2) Bolivia; $60 million in unspecified donations and another $30 million agreed to by Chavez on TV.

Ok, lets accept this $90 million as give aways.

3) Brazil: $4.6 billion for a refinery in Pernambuco, the purchase of 20 Tucanos airplanes, 28 tankers for PDVSA and a polipropeline plant.

Again, the factories may or may not be give aways depending on their use. So that $4.6 billion falls in the category of maybe. The purchase of aircraft and tankers are, well, purchases and therefore do not at all fall in the category of give aways.

4) Andean Community: $50 million in humanitarian aid.

Ok, we'll count that $50 million as a give away.

5) The Carribean; $540 million in oil subsidies which are compensated with bananas.

So is this a give away or just more barter. Can't tell so this just goes into the maybe category.

6) Colombia; nothing is apparently being given to the Colombians

So, not much to talk about here.

7) Cuba; $2.1 billion in oil subsidies, $20 million for electrical work in Havana, $480 million to open a Venezuelan bank there, $50 million for housing there, $65 million for the Cienfuegos refinery, and others items worth $8 million.

I have never seen any substantiation of the the accusation of Venezuela giving away oil for free to Cuba. Further, even if it does give oil to Cuba it is certainly getting a lot of things of value, like doctors and teachers, in return. So this would seen to go into the not a give away category. On the others let me be generous to Mr. Coronel and assume they are all true give aways.

8)Ecuador; $25 million in bonds.

Again, buying bonds is in no way giving away money so this definitely goes in the not a giveaway category.

9) U.S.A. $16 million made up of lobbying expenses
and subsidized fuel.

Lets assume this is all a give away

10) Spain, $2 billion for the purchase of planes and ships

Jeepers, amazing he keeps screwing this up. So when I walk into the local Target store to and spend $10 to buy soap am I "giving away" money to Target ?!?!? A deinite no.

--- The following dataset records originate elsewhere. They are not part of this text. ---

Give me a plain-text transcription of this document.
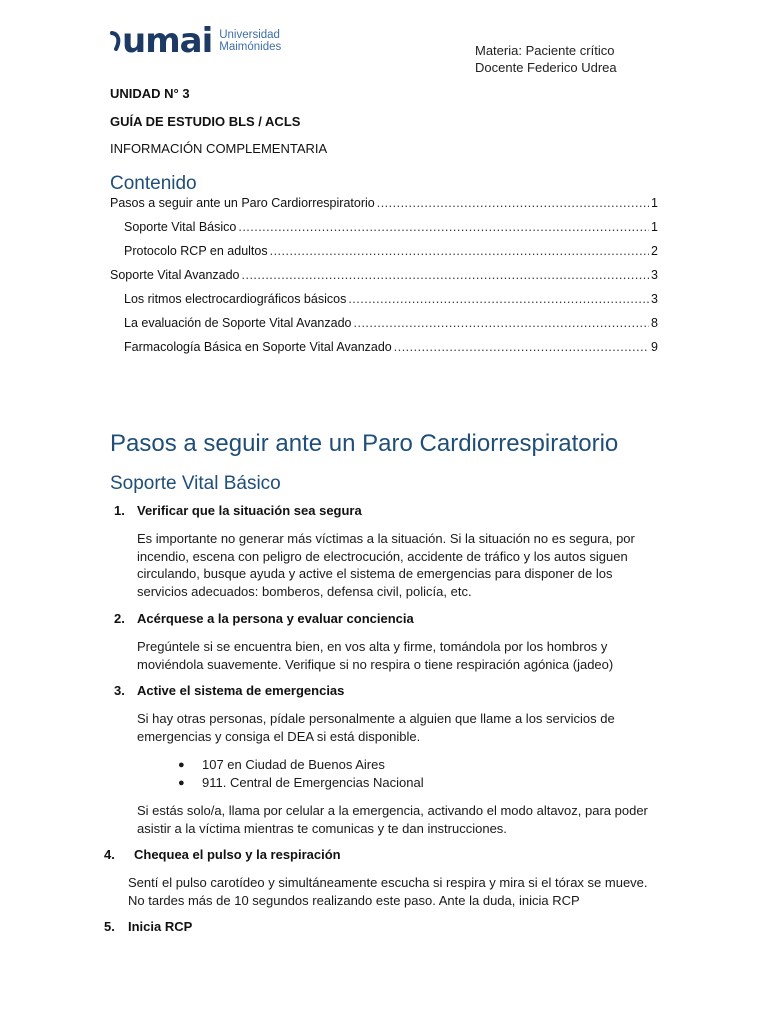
umai Universidad
Maimónides	Materia: Paciente crítico
Docente Federico Udrea
UNIDAD N° 3
GUÍA DE ESTUDIO BLS / ACLS
INFORMACIÓN COMPLEMENTARIA
Contenido
Pasos a seguir ante un Paro Cardiorrespiratorio .....	1
Soporte Vital Básico .....	1
Protocolo RCP en adultos .....	2
Soporte Vital Avanzado .....	3
Los ritmos electrocardiográficos básicos .....	3
La evaluación de Soporte Vital Avanzado .....	8
Farmacología Básica en Soporte Vital Avanzado .....	9
Pasos a seguir ante un Paro Cardiorrespiratorio
Soporte Vital Básico
1. Verificar que la situación sea segura
Es importante no generar más víctimas a la situación. Si la situación no es segura, por incendio, escena con peligro de electrocución, accidente de tráfico y los autos siguen circulando, busque ayuda y active el sistema de emergencias para disponer de los servicios adecuados: bomberos, defensa civil, policía, etc.
2. Acérquese a la persona y evaluar conciencia
Pregúntele si se encuentra bien, en vos alta y firme, tomándola por los hombros y moviéndola suavemente. Verifique si no respira o tiene respiración agónica (jadeo)
3. Active el sistema de emergencias
Si hay otras personas, pídale personalmente a alguien que llame a los servicios de emergencias y consiga el DEA si está disponible.
●	107 en Ciudad de Buenos Aires
●	911. Central de Emergencias Nacional
Si estás solo/a, llama por celular a la emergencia, activando el modo altavoz, para poder asistir a la víctima mientras te comunicas y te dan instrucciones.
4. Chequea el pulso y la respiración
Sentí el pulso carotídeo y simultáneamente escucha si respira y mira si el tórax se mueve. No tardes más de 10 segundos realizando este paso. Ante la duda, inicia RCP
5. Inicia RCP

11) Guyana; $12 million in pardoned debts.

ok, this is a give away.

13) Jamaica; $300 million for a refinery and $300 million to build a highway.

As discussed before, the refinery goes into the maybe category while the highway I'll count as a give away.

14) Paraguay; $625 million for a refinery

Again, a maybe.

15) Dominican Republic; $156 million for infrastructure projects.

Sounds like a give away to me.

16) Russia; $175 million to purchase guns and helicopters.

Remembering the Target example this is deinitely a no.

17) Uruguay; 1.143 billion for a refinery, an airline, food, a hospital, and workers cooperatives.

Ok, lets say half of this is a give away and half maybe a give away. Adding this all up in an excell spreadsheet I get the following.

$1.7 billion in definite give aways

$6.75 billion in possible give aways

$8.2 billion in items that are definitely not give aways.

So after all this we have the sum of $1.7 billion in money given away to foriegn countries. Certianly not an insignificant amount but quite a reduction from either the $17 billion mentioned by Coronel or the $16 billion in three months mentioned by Borges. So what we have from the opposition, again, are wild accusations that evaporate in the light of quantification and evaluation.